Comment, à Bamberg, Ulespiègle mange pour
de l’argent.



Une fois Ulespiègle gagna de l’argent adroitement à Bamberg, où il alla après avoir quitté Nuremberg. Il était très affamé. Il entra dans une auberge tenue par Mme Kungine, qui était une joyeuse commère, et qui lui souhaita la bienvenue, car elle vit à ses habits qu’elle avait affaire à un singulier hôte. Le matin, comme on allait se mettre à table, l’hôtesse lui demanda s’il voulait manger à table d’hôte ou à la carte. Ulespiègle répondit qu’il était un pauvre diable, et qu’il la priait de lui donner à manger pour l’amour de Dieu. L’hôtesse lui répondit : « Mon ami, chez les bouchers et chez les boulangers on ne me donne rien pour rien, et je suis obligée de donner de l’argent.
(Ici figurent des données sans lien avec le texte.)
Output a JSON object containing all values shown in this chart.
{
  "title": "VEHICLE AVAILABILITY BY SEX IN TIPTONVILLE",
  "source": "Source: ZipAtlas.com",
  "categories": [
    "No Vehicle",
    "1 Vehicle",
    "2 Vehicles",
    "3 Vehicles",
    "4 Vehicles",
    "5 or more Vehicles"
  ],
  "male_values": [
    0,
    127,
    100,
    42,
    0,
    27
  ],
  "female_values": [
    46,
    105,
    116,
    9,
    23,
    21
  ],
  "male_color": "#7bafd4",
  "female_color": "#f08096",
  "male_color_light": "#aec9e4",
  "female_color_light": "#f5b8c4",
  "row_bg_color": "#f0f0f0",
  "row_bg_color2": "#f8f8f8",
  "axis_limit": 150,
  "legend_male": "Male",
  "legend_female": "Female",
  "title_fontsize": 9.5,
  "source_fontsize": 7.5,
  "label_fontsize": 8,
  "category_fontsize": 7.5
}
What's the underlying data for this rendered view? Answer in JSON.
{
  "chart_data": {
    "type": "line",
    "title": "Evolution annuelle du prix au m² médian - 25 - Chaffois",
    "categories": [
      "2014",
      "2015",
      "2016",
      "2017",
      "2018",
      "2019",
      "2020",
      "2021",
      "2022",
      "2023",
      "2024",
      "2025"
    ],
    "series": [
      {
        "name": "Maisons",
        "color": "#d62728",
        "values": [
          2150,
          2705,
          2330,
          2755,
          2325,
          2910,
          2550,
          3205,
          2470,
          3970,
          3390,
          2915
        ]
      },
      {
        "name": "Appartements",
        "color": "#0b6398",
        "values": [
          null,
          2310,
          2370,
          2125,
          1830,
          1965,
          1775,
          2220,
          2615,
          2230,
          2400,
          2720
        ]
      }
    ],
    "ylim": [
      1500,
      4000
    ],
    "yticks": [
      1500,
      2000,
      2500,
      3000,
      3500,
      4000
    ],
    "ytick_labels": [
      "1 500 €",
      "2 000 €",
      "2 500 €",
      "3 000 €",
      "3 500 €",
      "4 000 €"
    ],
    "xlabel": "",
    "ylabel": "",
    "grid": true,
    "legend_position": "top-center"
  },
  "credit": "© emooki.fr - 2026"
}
C’est pourquoi je ne peux donner à manger qu’en payant. — Madame, répondit Ulespiègle, je veux bien manger pour de l’argent. Combien paye-t-on ici ? – À la table des maîtres, répondit l’hôtesse, c’est vingt-quatre deniers ; à la table à côté, dix-huit deniers, et avec mes garçons, douze deniers. – Madame, dit Ulespiègle, où l’on paye le plus cher, c’est ce qui me convient le mieux. » Il s’assit à la table des maîtres, et se remplit bien la panse. Quand il eut bien mangé et bien bu, il dit à l’hôtesse qu’elle eût à l’expédier, car il voulait partir. La dame lui dit : « Mon cher hôte, donnez-moi vingt-quatre deniers pour votre repas, et allez où vous voudrez, à la grâce de Dieu. — Non, dit Ulespiègle, c’est vous qui devez me donner vingt-quatre deniers, comme vous l’avez promis ; car vous avez dit qu’à cette table on mangeait pour vingt-quatre deniers. J’ai compris que je devais gagner de l’argent en mangeant, et j’ai fait mon devoir en conscience ; j’ai tant mangé que la sueur m’en venait et que je ne pourrais manger davantage, dût-on me tuer. En conséquence, payez-moi ma peine. – Mon ami, dit l’hôtesse, c’est vrai ; vous avez bien mangé pour trois ; et prétendre que je dois vous payer pour cela, c’est n’avoir pas le sens commun. Pour le repas, c’est bien : vous pouvez vous en aller : je ne vous demande pas d’argent ; mais je ne vous en donnerai point pour ajouter à ce que je perds. Ne revenez pas, car si je devais nourrir mes hôtes toute l’année à ce prix, et n’en pas tirer plus d’argent que de vous, je pourrais fermer boutique. » Ainsi Ulespiègle fut obligé de partir sans emporter beaucoup de remercîments.